Estabas alarmada. Los cigarrillos de hierba nunca te habían producido eso.

¡Seguramente los muy maricones habían colocado algunas pastillas a los vasos de

bebida que nos servíamos!.

No es por jactarme de haberlo experimentado todo pero puedo asegurarles que

normalmente, la hierba, sola o mezclada con otra droga, provoca depresión,

tristeza, incluso ganas de llorar. El resto de las drogas, administradas como

tabletas, excitan, estimulan, inducen alegría chispeante, pero el efecto final es

similar, una llega a un estado depresivo. En general, a mí nunca me provocaron

vértigo.

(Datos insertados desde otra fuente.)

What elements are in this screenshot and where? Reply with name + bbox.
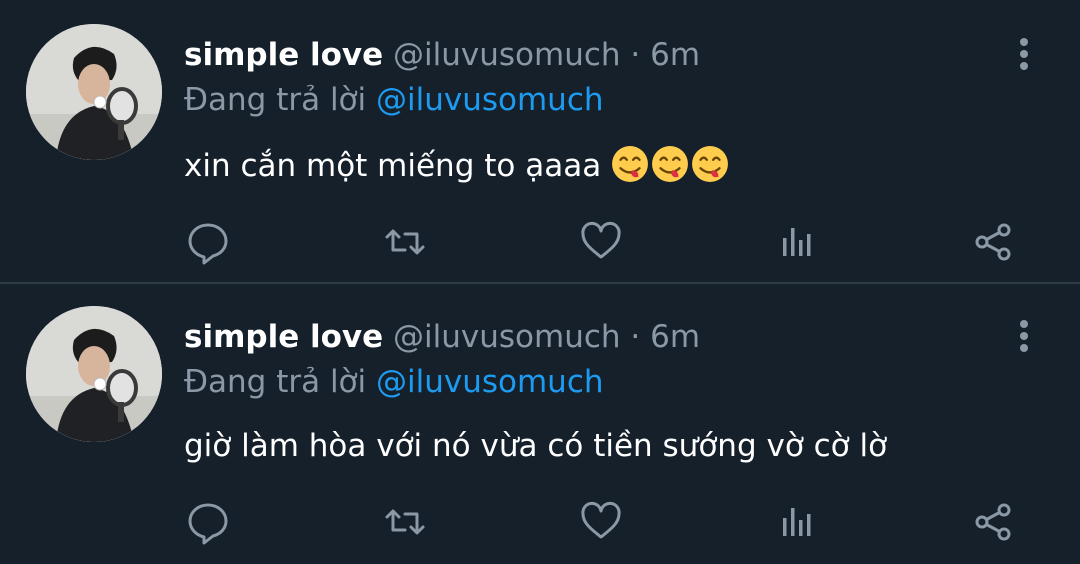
reply-prefix: Đang trả lời: [184, 82, 367, 118]
reply-mention-link[interactable]: @iluvusomuch: [376, 82, 604, 118]
avatar-photo: [26, 24, 162, 160]
analytics-icon[interactable]: [776, 498, 820, 546]
user-handle[interactable]: @iluvusomuch: [393, 319, 621, 355]
separator: ·: [630, 319, 641, 355]
reply-mention-link[interactable]: @iluvusomuch: [376, 364, 604, 400]
tweet-header: simple love @iluvusomuch · 6m: [184, 32, 700, 78]
tweet-text-content: xin cắn một miếng to ạaaa: [184, 148, 602, 184]
avatar[interactable]: [26, 24, 162, 160]
timestamp[interactable]: 6m: [650, 37, 700, 73]
tweet-text: giờ làm hòa với nó vừa có tiền sướng vờ …: [184, 422, 887, 470]
retweet-icon[interactable]: [383, 498, 427, 546]
reply-icon[interactable]: [186, 218, 230, 266]
share-icon[interactable]: [972, 498, 1016, 546]
tweet-text: xin cắn một miếng to ạaaa: [184, 142, 731, 190]
tweet-header: simple love @iluvusomuch · 6m: [184, 314, 700, 360]
reply-prefix: Đang trả lời: [184, 364, 367, 400]
like-icon[interactable]: [579, 498, 623, 546]
display-name[interactable]: simple love: [184, 319, 383, 355]
tweet-text-content: giờ làm hòa với nó vừa có tiền sướng vờ …: [184, 428, 888, 464]
tweet-actions: [0, 218, 1080, 266]
replying-to: Đang trả lời @iluvusomuch: [184, 77, 604, 123]
analytics-icon[interactable]: [776, 218, 820, 266]
reply-icon[interactable]: [186, 498, 230, 546]
savoring-food-emoji: [612, 146, 649, 182]
savoring-food-emoji: [692, 146, 729, 182]
timestamp[interactable]: 6m: [650, 319, 700, 355]
tweet[interactable]: simple love @iluvusomuch · 6m Đang trả l…: [0, 0, 1080, 282]
like-icon[interactable]: [579, 218, 623, 266]
more-options-icon[interactable]: [1010, 316, 1038, 356]
tweet-actions: [0, 498, 1080, 546]
tweet[interactable]: simple love @iluvusomuch · 6m Đang trả l…: [0, 282, 1080, 564]
avatar[interactable]: [26, 306, 162, 442]
separator: ·: [630, 37, 641, 73]
avatar-photo: [26, 306, 162, 442]
share-icon[interactable]: [972, 218, 1016, 266]
user-handle[interactable]: @iluvusomuch: [393, 37, 621, 73]
savoring-food-emoji: [652, 146, 689, 182]
replying-to: Đang trả lời @iluvusomuch: [184, 359, 604, 405]
display-name[interactable]: simple love: [184, 37, 383, 73]
more-options-icon[interactable]: [1010, 34, 1038, 74]
retweet-icon[interactable]: [383, 218, 427, 266]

Cuando me había drogado y pasaba a las relaciones sexuales, quedaba en

posición horizontal y la verdad es que no era posible darme cuenta si tenía mareos.

Lo notable de este tipo de experiencia es que es muy difícil alcanzar orgasmo y el

coito puede durar horas sin acabar, como les decía antes. Al menos es lo que a mí

me pasaba con mi pareja ideal. En la práctica, ambos teníamos que ponernos de

acuerdo para irnos en éxtasis. Margarita puede corroborarles todo lo que yo les

confieso. Esas aventuras las pasamos juntas. ¿Que si nosotras éramos pareja?. ¡No,

no!. Yo nunca tuve la experiencia, aunque creo que no me habría sido desagradable.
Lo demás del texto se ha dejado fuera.